Wednesday 24 May 2017

Seamus Coffey: Welfare and public service sectors will be the keys in a tough and daunting 2012

Photo: Thinkstock
Photo: Thinkstock

IRELAND is heading for a general government debt of around €200bn by 2014. One-quarter of this is as a result of bailing out the banks. One-half is due to the need to borrowing beginning in 2008 to fund government expenditure on social welfare, public sector pay and other goods and services, while we brought the final quarter of this debt with us into the crisis. This debt was largely the overhang from the last fiscal crisis in the 1980s. The debt was never repaid but its significance was reduced by growth and inflation.

This is a huge debt level but one that is on the border of sustainability. It is likely that a debt of €200bn can be carried from 2014 but it will be difficult. Just like the debt from the 1980s we have little ambition to actually pay this off. The aim is to service the debt by paying the interest and hope that, in time, growth and inflation will reduce the burden of doing so.
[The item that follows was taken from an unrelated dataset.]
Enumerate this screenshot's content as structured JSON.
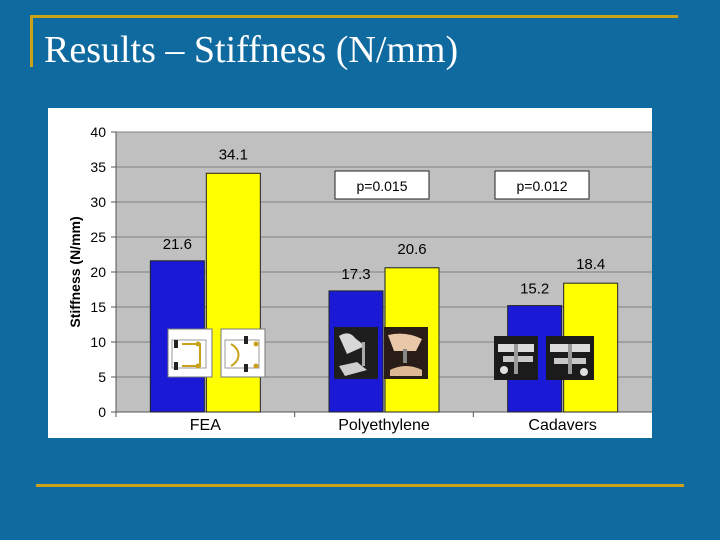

At the start of 2011 it seemed that even this was a goal that was unattainable. At that time there were some forecasts that the debt would reach €250bn by 2014 and even the IMF were forecasting a debt of around €225bn by 2014. The interest costs on this level of debt could not be managed by the State. The debt would not be brought under control as we would have to borrow continually just to meet the interest payments so the level of debt would rise inexorably.